# 06 - Random Forest
---

### **Introduction**
The random forest algorithm is an **ensemble algorithm** meaning it works by combining and aggregating the predictions from many weaker models. Random forests combine many decision trees (hence the name) and usually perform significantly better than single decision trees. The issue with decision trees is that they are very liable to overfitting. By combining many simple trees, we tend to get a model which generalises much better to unseen data. 

### **Boostrap Aggregation (Bagging)**
In machine learning, **bootsrapping** refers to when we resample (i.e. sample with replacement) from a dataset. **Aggregation** is the process of combining predictions from multiple models to form an ensemble model. **Bagging** combines both these techniques. That is, we train many models, each using a bootstrapped sample from the training data and then aggregate the predictions from all the models to form a final prediction. As discussed in the introduction, random forests are an example of bagging but many other models employ this strategy too (e.g. gradient boost). 

### **Implementation / Algorithm**
The random forest algorithm works as follows:
1. Create a bootstrapped sample of data from the training data by sampling it with replacement
2. Train a decision tree on the bootstrapped sample where, at each node, you only consider a subset of features rather than all features (this is the 'random' part)
3. Repeat steps 1-2 using a different bootstrapped sample each time until a desired number of trees have been fit
4. Compute the final prediction by combining the predictions from all the tree:
    - For a continuous target take the mean of all the predictions
    - For a discrete target we generally go by majority vote (i.e. the mode) however we could sample proportionately

By only considering a random subset of trees, we prevent the same features dominating every tree.

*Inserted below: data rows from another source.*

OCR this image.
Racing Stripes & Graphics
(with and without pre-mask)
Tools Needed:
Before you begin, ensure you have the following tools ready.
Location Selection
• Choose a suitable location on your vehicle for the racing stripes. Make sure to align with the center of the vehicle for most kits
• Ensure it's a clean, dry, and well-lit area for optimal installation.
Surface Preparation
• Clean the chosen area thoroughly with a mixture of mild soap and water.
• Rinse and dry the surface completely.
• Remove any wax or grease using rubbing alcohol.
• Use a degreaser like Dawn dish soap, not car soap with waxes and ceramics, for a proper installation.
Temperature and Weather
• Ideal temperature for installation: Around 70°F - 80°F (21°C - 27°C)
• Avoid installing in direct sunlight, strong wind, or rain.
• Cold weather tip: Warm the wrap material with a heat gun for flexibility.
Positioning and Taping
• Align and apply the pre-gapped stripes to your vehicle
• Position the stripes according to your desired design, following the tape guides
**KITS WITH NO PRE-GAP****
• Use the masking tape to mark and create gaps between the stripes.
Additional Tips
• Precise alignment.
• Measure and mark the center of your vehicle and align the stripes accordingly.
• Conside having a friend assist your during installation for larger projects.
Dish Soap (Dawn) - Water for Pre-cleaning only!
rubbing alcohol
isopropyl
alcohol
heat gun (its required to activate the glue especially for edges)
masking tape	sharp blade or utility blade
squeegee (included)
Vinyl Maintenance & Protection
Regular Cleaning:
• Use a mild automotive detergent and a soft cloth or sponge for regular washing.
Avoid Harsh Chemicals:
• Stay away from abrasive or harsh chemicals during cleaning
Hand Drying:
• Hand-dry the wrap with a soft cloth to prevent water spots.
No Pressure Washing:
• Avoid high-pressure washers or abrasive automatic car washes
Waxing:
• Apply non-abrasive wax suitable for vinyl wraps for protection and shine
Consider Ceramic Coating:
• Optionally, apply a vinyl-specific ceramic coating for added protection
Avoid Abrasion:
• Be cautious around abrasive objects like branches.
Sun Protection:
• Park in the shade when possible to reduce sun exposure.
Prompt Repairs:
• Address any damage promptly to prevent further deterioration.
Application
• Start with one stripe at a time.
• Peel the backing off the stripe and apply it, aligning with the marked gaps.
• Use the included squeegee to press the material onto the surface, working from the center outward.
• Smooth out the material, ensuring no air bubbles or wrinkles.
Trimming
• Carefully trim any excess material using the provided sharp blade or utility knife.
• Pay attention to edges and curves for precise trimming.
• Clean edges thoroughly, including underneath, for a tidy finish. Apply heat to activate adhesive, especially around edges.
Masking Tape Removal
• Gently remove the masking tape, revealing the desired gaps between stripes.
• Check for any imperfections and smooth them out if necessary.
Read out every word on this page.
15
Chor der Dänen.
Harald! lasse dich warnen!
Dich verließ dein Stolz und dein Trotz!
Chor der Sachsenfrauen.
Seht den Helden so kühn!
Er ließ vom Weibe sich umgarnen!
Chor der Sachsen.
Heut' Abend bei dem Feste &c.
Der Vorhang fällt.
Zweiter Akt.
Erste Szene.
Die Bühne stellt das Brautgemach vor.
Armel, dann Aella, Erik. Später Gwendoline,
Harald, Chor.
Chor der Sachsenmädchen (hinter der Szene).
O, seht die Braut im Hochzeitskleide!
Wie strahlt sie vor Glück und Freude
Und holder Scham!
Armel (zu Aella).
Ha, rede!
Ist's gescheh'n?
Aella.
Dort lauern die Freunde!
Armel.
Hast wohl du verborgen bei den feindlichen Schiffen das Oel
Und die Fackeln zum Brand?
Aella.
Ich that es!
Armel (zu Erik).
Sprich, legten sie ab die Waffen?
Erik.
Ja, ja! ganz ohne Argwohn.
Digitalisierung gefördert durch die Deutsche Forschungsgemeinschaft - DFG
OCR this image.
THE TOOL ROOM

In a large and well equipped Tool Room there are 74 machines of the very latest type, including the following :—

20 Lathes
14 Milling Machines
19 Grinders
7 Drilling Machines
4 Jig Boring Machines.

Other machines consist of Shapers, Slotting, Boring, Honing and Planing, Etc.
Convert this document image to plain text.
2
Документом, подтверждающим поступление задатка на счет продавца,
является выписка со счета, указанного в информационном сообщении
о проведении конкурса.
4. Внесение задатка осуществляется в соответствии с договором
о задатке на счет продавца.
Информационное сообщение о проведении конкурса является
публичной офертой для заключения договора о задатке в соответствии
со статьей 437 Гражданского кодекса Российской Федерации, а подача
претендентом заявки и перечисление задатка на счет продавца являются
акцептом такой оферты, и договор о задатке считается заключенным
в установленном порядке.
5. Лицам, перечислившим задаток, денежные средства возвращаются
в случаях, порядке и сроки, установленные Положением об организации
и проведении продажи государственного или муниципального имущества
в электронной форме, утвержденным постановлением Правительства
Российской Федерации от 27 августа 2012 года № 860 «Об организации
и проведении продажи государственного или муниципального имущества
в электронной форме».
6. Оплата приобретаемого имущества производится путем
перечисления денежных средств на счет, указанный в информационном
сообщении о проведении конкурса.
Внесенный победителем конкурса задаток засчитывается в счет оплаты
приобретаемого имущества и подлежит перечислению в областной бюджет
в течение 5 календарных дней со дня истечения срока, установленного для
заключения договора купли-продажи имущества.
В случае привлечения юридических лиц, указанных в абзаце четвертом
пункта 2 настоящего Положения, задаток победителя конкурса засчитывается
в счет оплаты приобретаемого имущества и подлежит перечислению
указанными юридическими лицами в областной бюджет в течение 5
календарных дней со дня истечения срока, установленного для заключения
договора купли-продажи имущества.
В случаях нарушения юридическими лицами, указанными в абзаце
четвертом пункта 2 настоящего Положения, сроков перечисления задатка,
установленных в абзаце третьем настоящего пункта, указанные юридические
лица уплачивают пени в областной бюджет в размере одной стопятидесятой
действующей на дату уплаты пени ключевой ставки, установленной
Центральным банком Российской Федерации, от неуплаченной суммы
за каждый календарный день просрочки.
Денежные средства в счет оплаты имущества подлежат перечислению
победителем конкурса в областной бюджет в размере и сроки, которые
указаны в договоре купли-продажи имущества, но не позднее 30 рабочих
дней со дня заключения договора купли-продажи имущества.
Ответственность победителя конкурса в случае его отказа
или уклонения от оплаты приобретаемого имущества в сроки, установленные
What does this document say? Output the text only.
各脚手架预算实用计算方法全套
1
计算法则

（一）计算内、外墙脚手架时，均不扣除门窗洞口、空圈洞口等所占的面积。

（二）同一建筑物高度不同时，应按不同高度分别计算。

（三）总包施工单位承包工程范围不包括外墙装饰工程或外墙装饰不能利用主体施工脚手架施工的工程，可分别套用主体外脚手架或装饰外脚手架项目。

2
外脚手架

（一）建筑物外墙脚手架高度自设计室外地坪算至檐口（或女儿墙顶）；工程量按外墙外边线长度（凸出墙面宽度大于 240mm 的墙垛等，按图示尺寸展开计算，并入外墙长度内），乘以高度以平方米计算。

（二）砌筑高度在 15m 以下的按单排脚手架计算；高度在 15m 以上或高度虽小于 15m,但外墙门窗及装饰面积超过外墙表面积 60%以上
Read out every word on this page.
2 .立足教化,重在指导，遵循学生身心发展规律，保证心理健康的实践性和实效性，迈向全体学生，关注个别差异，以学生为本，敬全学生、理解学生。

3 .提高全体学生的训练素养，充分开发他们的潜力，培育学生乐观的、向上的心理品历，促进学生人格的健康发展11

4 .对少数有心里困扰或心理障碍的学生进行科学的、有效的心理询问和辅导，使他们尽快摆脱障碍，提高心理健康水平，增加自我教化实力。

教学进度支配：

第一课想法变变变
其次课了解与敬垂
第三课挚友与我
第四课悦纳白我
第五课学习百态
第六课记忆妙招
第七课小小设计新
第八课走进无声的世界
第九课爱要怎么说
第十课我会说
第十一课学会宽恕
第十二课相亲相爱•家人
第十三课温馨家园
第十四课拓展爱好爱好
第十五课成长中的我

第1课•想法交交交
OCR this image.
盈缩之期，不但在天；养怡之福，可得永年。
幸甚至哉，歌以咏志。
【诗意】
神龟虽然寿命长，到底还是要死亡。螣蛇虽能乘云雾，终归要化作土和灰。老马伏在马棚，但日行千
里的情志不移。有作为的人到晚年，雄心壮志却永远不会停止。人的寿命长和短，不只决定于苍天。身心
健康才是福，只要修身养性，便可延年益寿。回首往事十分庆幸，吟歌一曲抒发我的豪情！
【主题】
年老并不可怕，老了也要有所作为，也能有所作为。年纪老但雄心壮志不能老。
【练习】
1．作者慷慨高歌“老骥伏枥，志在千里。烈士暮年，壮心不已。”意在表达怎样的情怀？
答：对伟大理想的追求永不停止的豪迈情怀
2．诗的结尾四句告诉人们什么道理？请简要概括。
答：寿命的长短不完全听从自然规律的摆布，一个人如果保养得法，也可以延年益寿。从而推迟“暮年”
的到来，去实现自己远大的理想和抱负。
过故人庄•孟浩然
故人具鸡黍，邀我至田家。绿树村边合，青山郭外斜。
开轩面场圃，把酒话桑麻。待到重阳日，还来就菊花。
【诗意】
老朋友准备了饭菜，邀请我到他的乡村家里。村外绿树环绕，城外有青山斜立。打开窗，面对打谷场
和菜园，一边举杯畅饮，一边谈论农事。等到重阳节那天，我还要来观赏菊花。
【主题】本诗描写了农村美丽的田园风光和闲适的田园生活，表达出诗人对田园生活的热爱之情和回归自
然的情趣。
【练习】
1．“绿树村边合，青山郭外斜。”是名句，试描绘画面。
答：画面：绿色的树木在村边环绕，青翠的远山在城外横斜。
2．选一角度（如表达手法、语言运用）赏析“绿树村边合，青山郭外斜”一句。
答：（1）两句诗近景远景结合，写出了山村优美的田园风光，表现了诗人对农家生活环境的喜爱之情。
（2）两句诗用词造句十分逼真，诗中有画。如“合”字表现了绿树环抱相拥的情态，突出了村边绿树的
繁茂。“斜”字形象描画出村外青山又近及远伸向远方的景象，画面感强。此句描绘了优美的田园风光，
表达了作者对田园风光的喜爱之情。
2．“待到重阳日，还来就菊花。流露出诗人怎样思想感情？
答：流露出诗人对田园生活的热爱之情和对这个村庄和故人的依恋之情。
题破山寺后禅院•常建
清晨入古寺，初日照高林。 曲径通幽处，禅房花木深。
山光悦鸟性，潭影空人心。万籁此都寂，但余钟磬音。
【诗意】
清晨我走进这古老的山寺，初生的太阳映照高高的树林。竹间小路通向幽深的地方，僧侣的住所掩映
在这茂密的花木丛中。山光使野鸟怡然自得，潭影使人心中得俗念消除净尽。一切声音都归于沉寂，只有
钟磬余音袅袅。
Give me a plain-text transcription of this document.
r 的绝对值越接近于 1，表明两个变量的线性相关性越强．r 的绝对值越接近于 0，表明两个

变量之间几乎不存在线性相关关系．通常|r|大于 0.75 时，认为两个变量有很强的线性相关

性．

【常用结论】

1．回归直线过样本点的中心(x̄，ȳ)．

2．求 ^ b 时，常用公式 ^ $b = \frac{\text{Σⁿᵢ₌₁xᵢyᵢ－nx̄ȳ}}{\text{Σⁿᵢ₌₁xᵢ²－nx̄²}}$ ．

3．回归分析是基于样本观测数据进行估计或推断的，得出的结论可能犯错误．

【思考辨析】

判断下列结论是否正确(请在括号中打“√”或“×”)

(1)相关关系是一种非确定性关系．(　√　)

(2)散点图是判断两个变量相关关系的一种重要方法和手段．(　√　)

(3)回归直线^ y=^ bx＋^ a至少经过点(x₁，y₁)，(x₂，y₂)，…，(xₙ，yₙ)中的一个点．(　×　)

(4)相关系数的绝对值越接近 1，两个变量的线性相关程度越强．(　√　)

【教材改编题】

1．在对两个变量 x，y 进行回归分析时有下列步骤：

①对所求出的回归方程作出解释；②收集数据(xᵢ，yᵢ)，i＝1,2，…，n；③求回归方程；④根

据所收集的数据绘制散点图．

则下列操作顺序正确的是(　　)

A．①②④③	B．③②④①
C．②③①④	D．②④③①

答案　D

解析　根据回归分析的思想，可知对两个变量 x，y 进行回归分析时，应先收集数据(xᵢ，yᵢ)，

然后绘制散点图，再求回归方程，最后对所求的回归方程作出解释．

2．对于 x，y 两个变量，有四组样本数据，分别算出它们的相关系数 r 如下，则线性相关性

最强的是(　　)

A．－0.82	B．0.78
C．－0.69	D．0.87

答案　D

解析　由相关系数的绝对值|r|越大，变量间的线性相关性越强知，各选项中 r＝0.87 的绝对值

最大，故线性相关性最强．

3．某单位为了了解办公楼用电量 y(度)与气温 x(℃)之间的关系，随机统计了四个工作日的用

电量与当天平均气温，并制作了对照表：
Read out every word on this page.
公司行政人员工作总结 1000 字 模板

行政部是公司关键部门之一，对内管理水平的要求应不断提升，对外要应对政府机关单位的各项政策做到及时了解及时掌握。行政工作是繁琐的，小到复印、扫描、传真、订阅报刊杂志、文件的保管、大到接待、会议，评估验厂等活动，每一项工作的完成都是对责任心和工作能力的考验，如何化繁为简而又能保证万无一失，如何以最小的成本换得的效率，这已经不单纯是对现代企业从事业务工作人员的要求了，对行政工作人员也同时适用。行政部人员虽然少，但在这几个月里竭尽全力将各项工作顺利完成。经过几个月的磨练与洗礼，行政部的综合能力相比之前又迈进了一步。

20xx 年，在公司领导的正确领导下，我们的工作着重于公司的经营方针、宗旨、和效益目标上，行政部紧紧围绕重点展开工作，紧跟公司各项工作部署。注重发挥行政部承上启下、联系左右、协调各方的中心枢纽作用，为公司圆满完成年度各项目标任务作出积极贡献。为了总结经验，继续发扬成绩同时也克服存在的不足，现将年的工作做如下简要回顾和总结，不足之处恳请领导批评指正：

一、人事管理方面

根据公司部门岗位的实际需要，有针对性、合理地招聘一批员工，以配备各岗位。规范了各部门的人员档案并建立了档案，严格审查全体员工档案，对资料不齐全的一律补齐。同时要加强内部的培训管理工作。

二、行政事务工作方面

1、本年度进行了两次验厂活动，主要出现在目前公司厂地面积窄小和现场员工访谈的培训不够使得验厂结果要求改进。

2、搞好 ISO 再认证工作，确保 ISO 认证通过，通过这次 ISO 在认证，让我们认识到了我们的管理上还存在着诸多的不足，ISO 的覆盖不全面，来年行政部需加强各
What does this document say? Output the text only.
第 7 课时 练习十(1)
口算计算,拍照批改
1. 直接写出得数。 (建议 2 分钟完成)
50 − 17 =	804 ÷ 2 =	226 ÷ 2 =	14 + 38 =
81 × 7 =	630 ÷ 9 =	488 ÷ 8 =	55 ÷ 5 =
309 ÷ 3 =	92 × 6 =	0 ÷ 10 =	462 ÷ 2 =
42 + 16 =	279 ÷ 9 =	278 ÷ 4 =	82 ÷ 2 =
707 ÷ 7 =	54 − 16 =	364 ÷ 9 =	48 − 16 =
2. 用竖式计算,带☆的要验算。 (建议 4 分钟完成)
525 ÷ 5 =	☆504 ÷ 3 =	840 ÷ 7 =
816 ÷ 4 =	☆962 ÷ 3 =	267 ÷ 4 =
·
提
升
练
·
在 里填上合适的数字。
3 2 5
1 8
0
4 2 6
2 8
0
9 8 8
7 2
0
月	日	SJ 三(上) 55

This helps to decorollate the predictions from each tree and hence reducing the variance in the bias-variance trade-off. 

### **Out-of-bag (OOB) Error**
For bootstrapped sampling we are choosing $n$ values from a possible $n$ with replacement. For large $n$, the probability a given value is *not* selected is approximately $(1 - \frac{1}{n})^n = e^{-1} \approx 0.37$

So for a given observation $i$, some trees will have been trained on it and other will not. By aggregating the predictions from the trees which have not been trained on observation $i$ we can estimate it and compare it to the true observed value. Aggregating these errors gives the ***Out-of-Bag (OOB) Error**. So random forests (rather elegantly) have a form of cross-validation built in. You don't need to split into training, validation and test datasets because you get validation for free; you onlyneed training and test. 

### **Limitations of Tree-based Algorithms**
Note that for a continuous target, the predicted value is the mean of all the values in a given leaf. Since all these values come from the observed training data, it is impossible to predict a value outside of the observed range of values for the target. Hence tree-based algorithms such as decision trees, random forests, gradient boosting etc. cannot be used for extrapolation.